Por la tarde, ese dichoso jueves, fui a una manifestación como las de 1996-2004: contra las políticas del PP, con mucha gente y con mucho cabreo en el ambiente. La Vía Layetana, llena de punta a punta. Me divirtió cruzarme con Vicenç Navarro, el último socialdemócrata, porque iba disfrazado de Tom Wolfe: vestido blanco y sombrero blanco. También me llamó la atención ver a militantes socialistas protestando contra los recortes (donde dije digo...). A pesar de la mucha afluencia de manifestantes, me encontré, como siempre, a algunos compañeros de trabajo que no fallan nunca, a mi amigo el fotógrafo, al titiritero, a dos viejas colegas comunistas que se estaban pegando una chapa de aquí te espero la una a la otra -que me disculpen si no las saludé- y a un montón de pesaos tirando petardos, que me molestan tanto en una mani como en San Juan.

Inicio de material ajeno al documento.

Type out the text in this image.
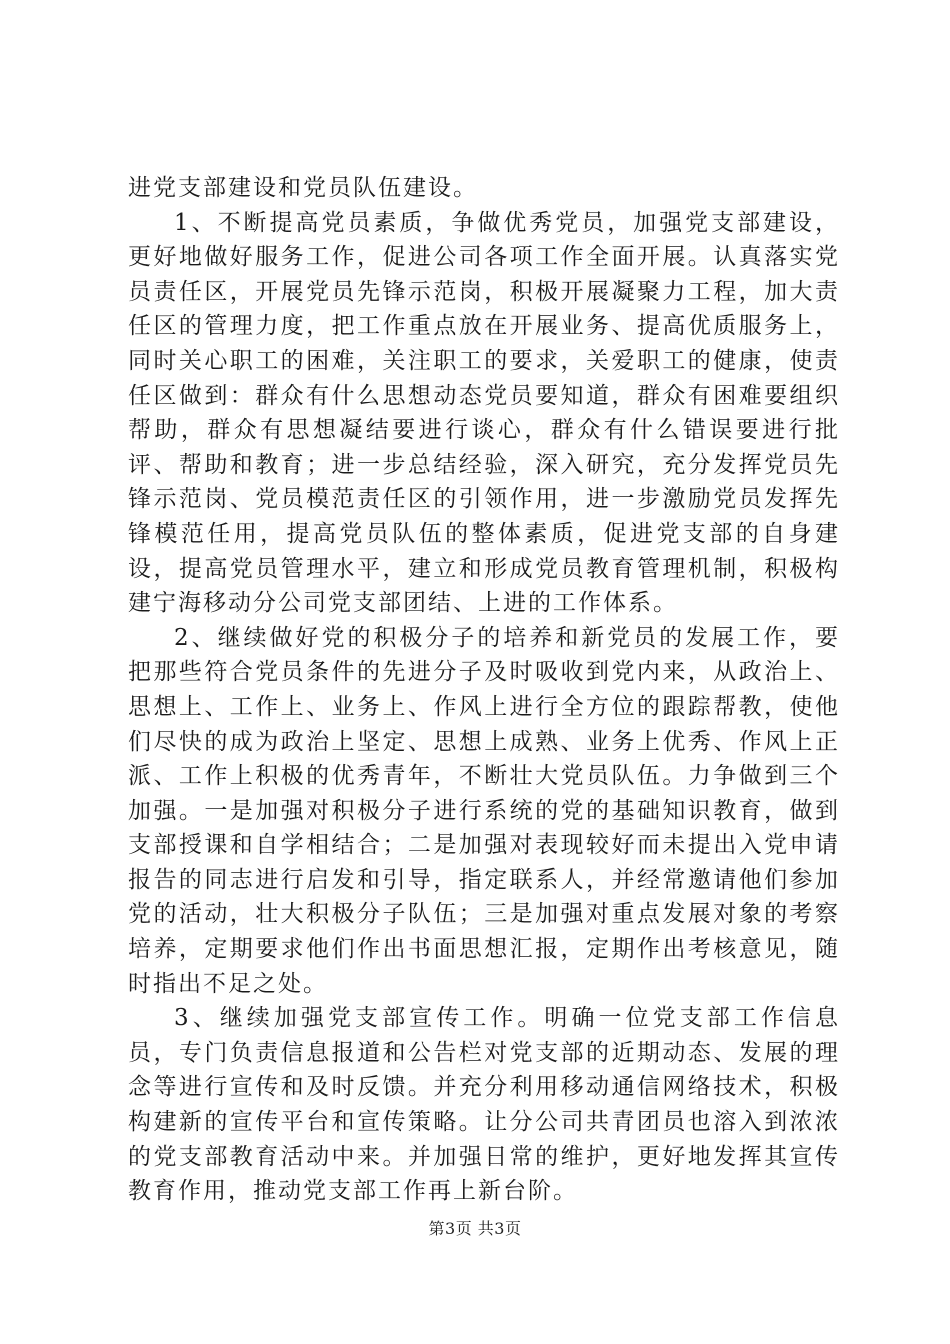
进党支部建设和党员队伍建设。

1、不断提高党员素质，争做优秀党员，加强党支部建设，更好地做好服务工作，促进公司各项工作全面开展。认真落实党员责任区，开展党员先锋示范岗，积极开展凝聚力工程，加大责任区的管理力度，把工作重点放在开展业务、提高优质服务上，同时关心职工的困难，关注职工的要求，关爱职工的健康，使责任区做到：群众有什么思想动态党员要知道，群众有困难要组织帮助，群众有思想凝结要进行谈心，群众有什么错误要进行批评、帮助和教育；进一步总结经验，深入研究，充分发挥党员先锋示范岗、党员模范责任区的引领作用，进一步激励党员发挥先锋模范任用，提高党员队伍的整体素质，促进党支部的自身建设，提高党员管理水平，建立和形成党员教育管理机制，积极构建宁海移动分公司党支部团结、上进的工作体系。

2、继续做好党的积极分子的培养和新党员的发展工作，要把那些符合党员条件的先进分子及时吸收到党内来，从政治上、思想上、工作上、业务上、作风上进行全方位的跟踪帮教，使他们尽快的成为政治上坚定、思想上成熟、业务上优秀、作风上正派、工作上积极的优秀青年，不断壮大党员队伍。力争做到三个加强。一是加强对积极分子进行系统的党的基础知识教育，做到支部授课和自学相结合；二是加强对表现较好而未提出入党申请报告的同志进行启发和引导，指定联系人，并经常邀请他们参加党的活动，壮大积极分子队伍；三是加强对重点发展对象的考察培养，定期要求他们作出书面思想汇报，定期作出考核意见，随时指出不足之处。

3、继续加强党支部宣传工作。明确一位党支部工作信息员，专门负责信息报道和公告栏对党支部的近期动态、发展的理念等进行宣传和及时反馈。并充分利用移动通信网络技术，积极构建新的宣传平台和宣传策略。让分公司共青团员也溶入到浓浓的党支部教育活动中来。并加强日常的维护，更好地发挥其宣传教育作用，推动党支部工作再上新台阶。

第3页 共3页
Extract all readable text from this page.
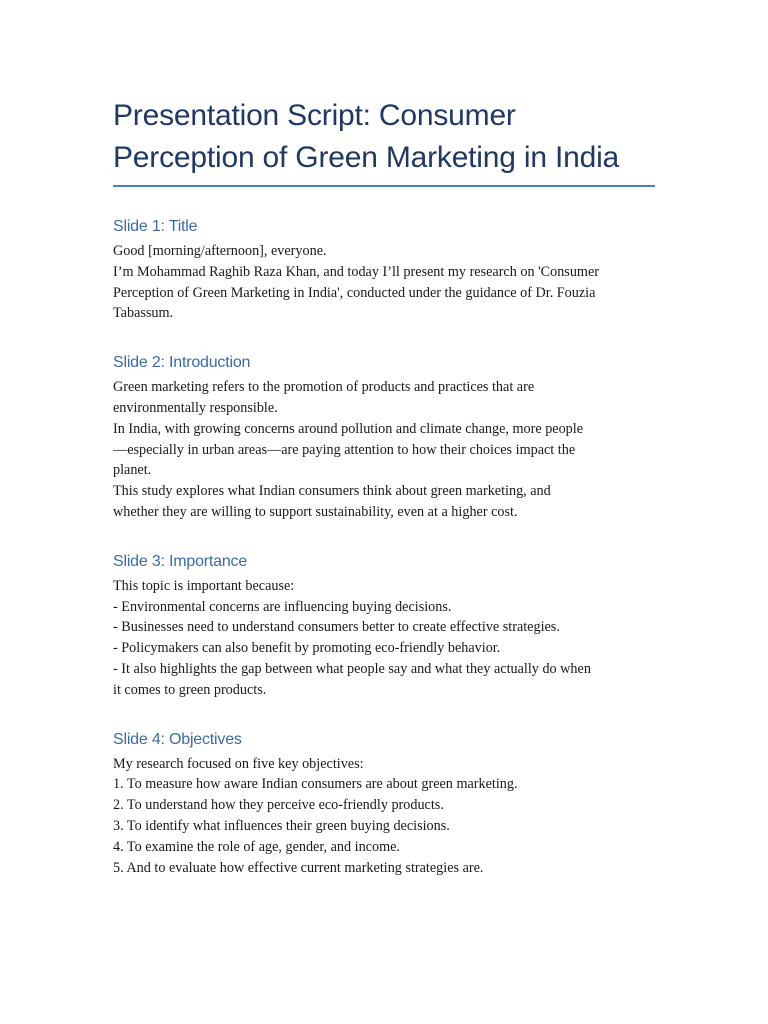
Presentation Script: Consumer
Perception of Green Marketing in India
Slide 1: Title

Good [morning/afternoon], everyone.

I’m Mohammad Raghib Raza Khan, and today I’ll present my research on 'Consumer

Perception of Green Marketing in India', conducted under the guidance of Dr. Fouzia

Tabassum.

Slide 2: Introduction

Green marketing refers to the promotion of products and practices that are

environmentally responsible.

In India, with growing concerns around pollution and climate change, more people

—especially in urban areas—are paying attention to how their choices impact the

planet.

This study explores what Indian consumers think about green marketing, and

whether they are willing to support sustainability, even at a higher cost.

Slide 3: Importance

This topic is important because:

- Environmental concerns are influencing buying decisions.

- Businesses need to understand consumers better to create effective strategies.

- Policymakers can also benefit by promoting eco-friendly behavior.

- It also highlights the gap between what people say and what they actually do when

it comes to green products.

Slide 4: Objectives

My research focused on five key objectives:

1. To measure how aware Indian consumers are about green marketing.

2. To understand how they perceive eco-friendly products.

3. To identify what influences their green buying decisions.

4. To examine the role of age, gender, and income.

5. And to evaluate how effective current marketing strategies are.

Llegué hasta mi antiguo barrio y volví a casa dando un paseo. Por capricho, me metí en la Casa de l’Ardiaca, que estaba abierta; no vi el ou com balla (claro, no era Corpus Christi), pero recordé cuando iba a verlo de pequeño. Y pensé una vez más en el famoso final de El Gran Gatsby: “Y así vamos, botes que reman contra la corriente, incesantemente arrastrados hacia nuestro pasado”. Al llegar a casa, en internet, la noticia era que los recortes ya habían sido aprobados en el Parlamento por la mayoría absoluta del PP. Como en los noventa y un poco más allá, cuando gobernaba Aznar. Hale, ya nos podemos ir de vacaciones cantando “yo soy español, español, español”. Me preparé la cena, como siempre, con música de fondo, algo para acompañar la melancolía. Otra vez John Coltrane, otra vez In a Sentimental Mood, tema que he escuchado cien mil veces. “¿Para qué voy a las manifestaciones?”, me pregunté, y me respondí: “para que no se me caiga la cara de vergüenza; que ganen siempre ellos, si no hay más remedio, pero que no se diga que yo no he hecho nada”. No es resistencia, es dignidad. “¿Y para qué escribo?”, me dije, “¿para quién?, ¿qué objeto tiene todo esto?”. Coltrane. In a sentimental mood. “¿Sobre qué escribiré después de las vacaciones?”. Iremos viendo.